La ville de Dakar doit-elle être – administrativement – supprimée en tant que collectivité ? Le ministre des Collectivités territoriales a lancé un pavé dans la mare. Selon Oumar Guèye, Dakar, comme quatre autres villes du pays – Pikine, Guédiawaye, Rufisque et Thiès –, « n’ont pas leur raison d’être ». Dans la perspective des prochaines élections locales, étape clé avant la présidentielle de 2024, la question, très politique, suscite un débat vif.

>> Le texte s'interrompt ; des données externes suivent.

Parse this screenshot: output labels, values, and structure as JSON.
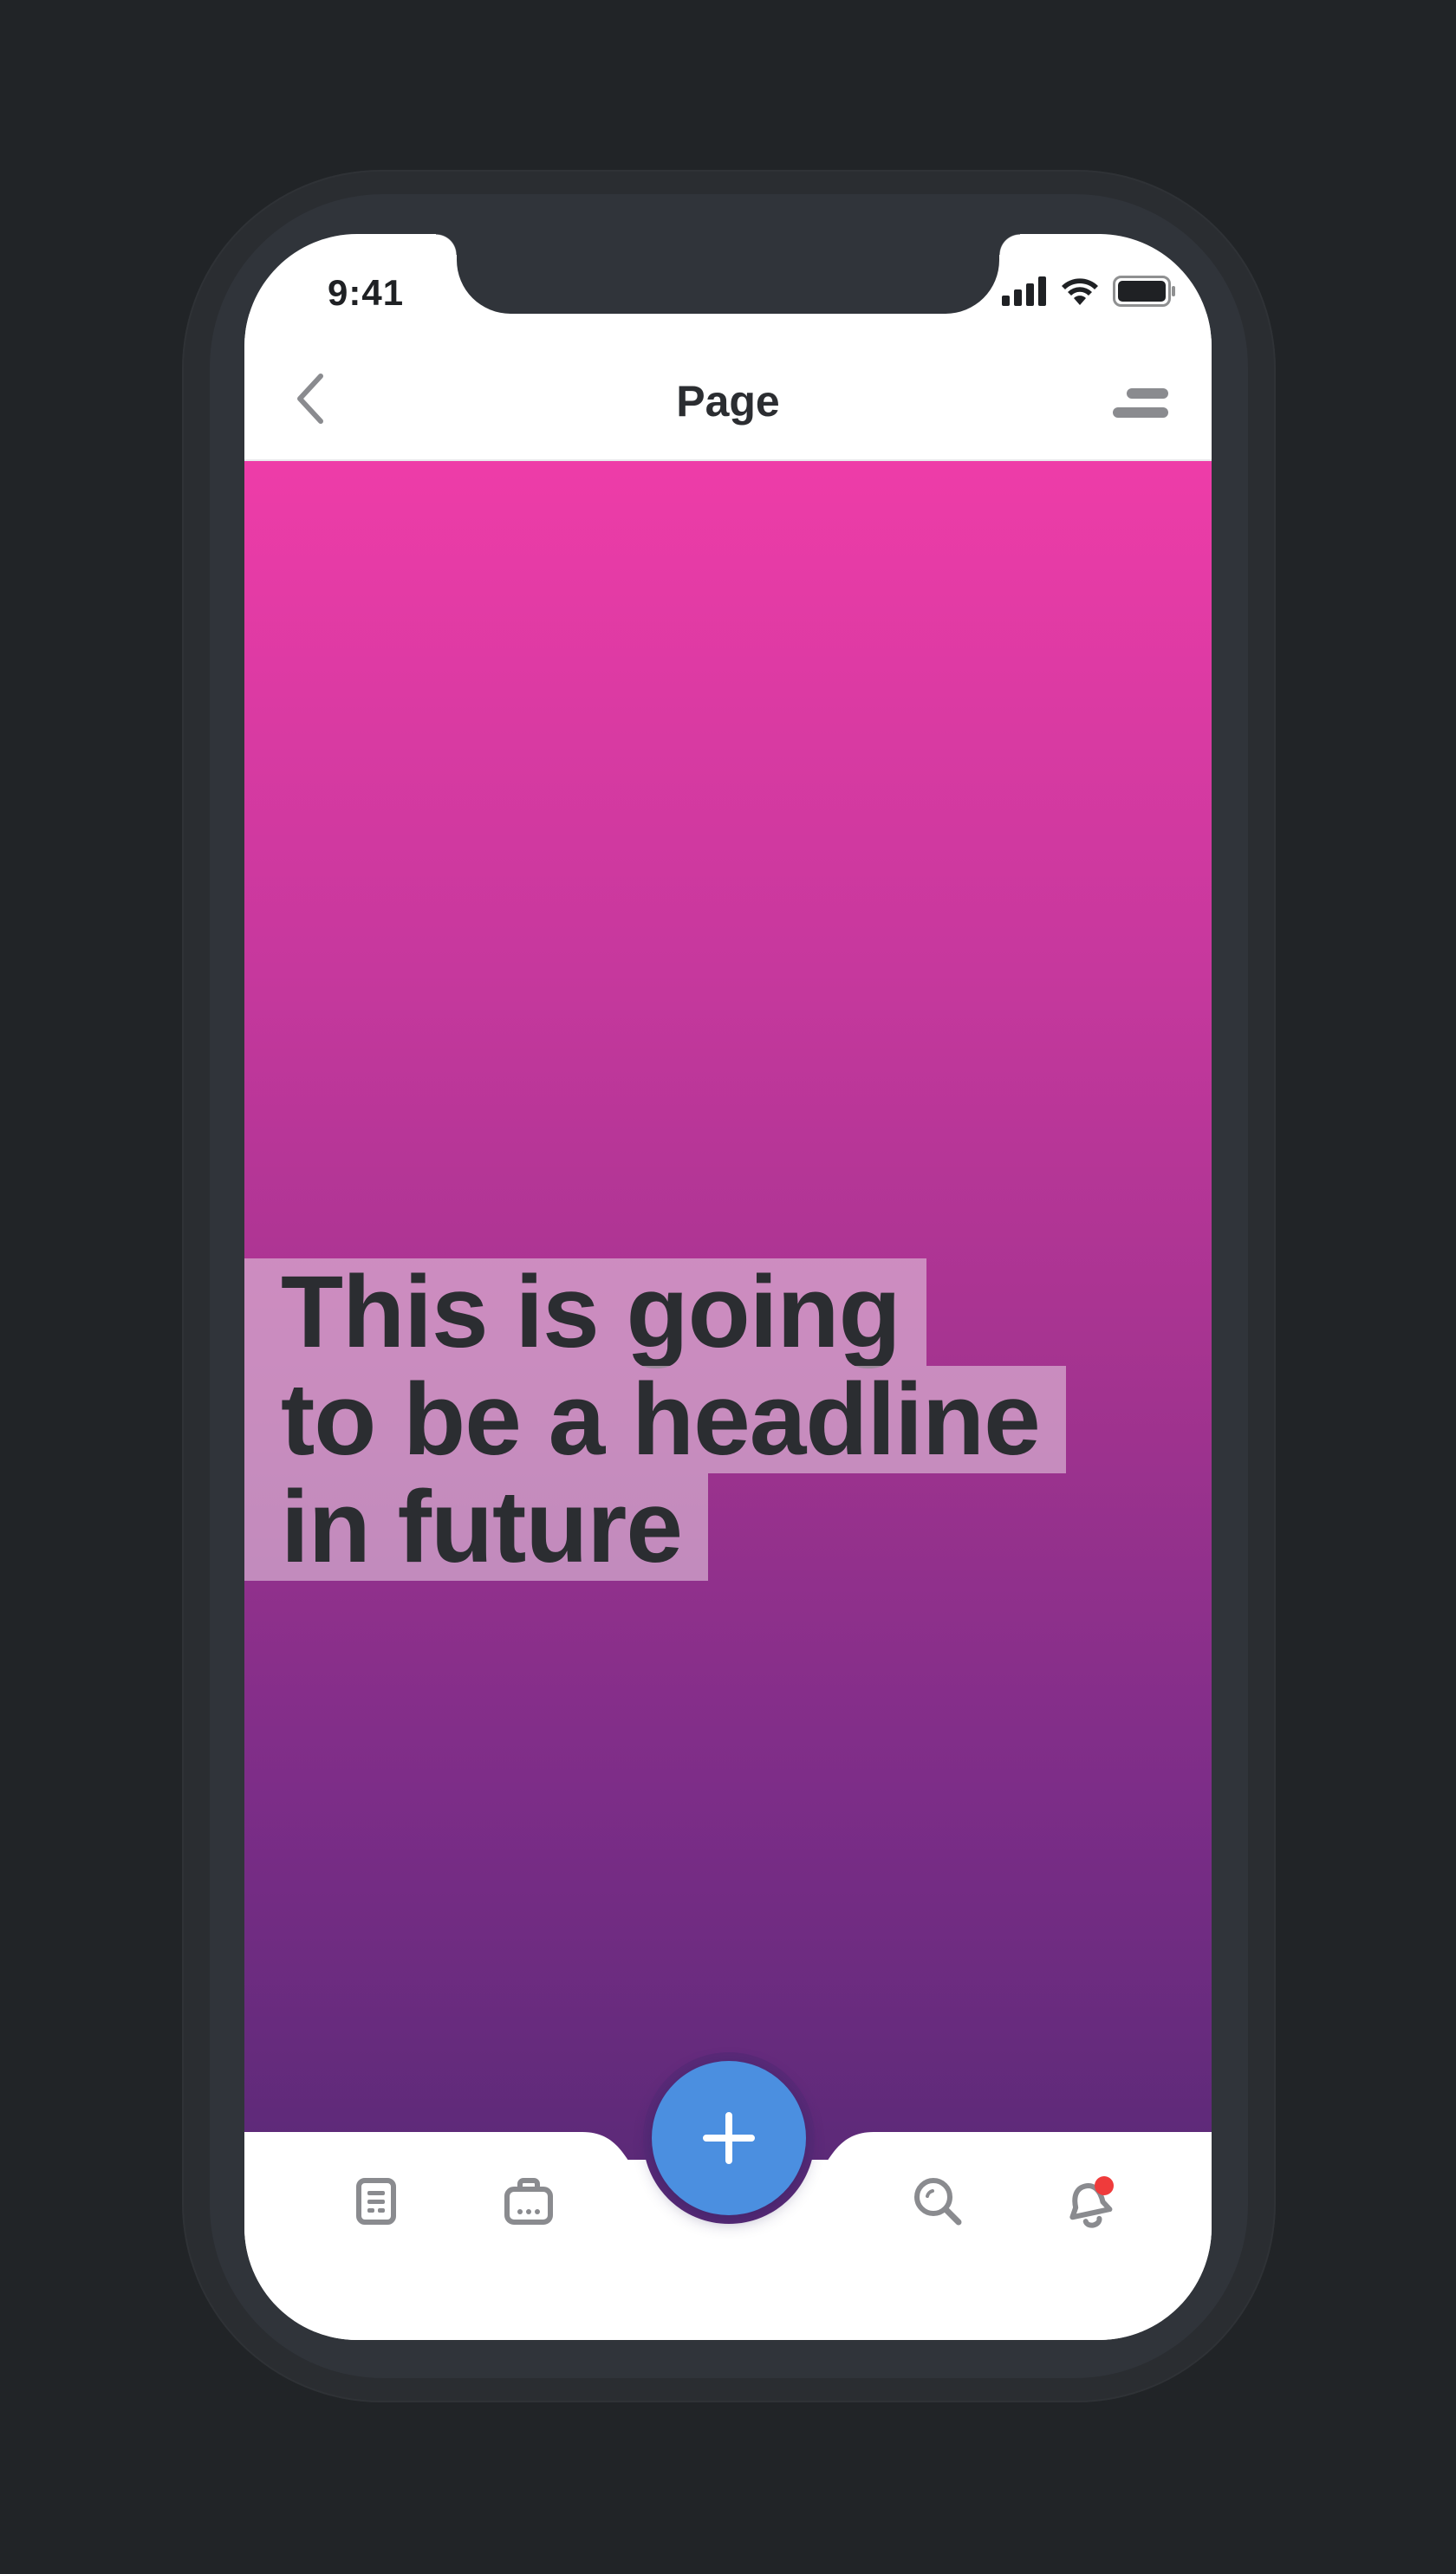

Avec notre correspondante à Dakar, Charlotte Idrac
Si Dakar n’était plus une ville, alors il y aurait 19 communes distinctes. Si Dakar n’était plus une ville, alors il n’y aurait plus de maire, mais un président du Conseil départemental. C’est l’option défendue par le ministre Oumar Guèye, qui se réfère au Code des collectivités territoriales. Mais pour l’expert en décentralisation, Amadou Sène Niang, l’État sénégalais ne cesse de « grignoter » sur les prérogatives de la capitale :
« Toutes les initiatives des villes qui sont entre les mains de l’opposition sont bloquées administrativement ou politiquement. La ville de Dakar avait initié un emprunt obligataire qui lui a été refusé par l’État à la dernière minute. S’ils s’acharnent à supprimer cette ville-là, c’est parce qu’il y a d’autres visées. »
« La bataille de Dakar »
Dakar échappe à la majorité depuis l’arrivée au pouvoir du président Macky Sall en 2012, avec l’ancien maire déchu, Khalifa Sall (de 2009 à 2018), puis l’une de ses fidèles, Soham El Wardini (depuis 2018). Un redécoupage électoral pourrait permettre d’affaiblir encore un peu plus l’opposition. Pour le politologue Papa Fara Diallo, le pouvoir cherche à tout prix à prendre le contrôle de la capitale :
« La bataille de Dakar aura lieu. (…) Le président Macky Sall est en train, avec la coopération de certains leaders d’opposition, de construire une grande coalition pour pouvoir conquérir le maximum de collectivités territoriales possibles pour pouvoir préparer sereinement les élections de 2024. »
Aucune date officielle n’a encore été fixée pour les élections locales prévues, en principe, avant mars 2021.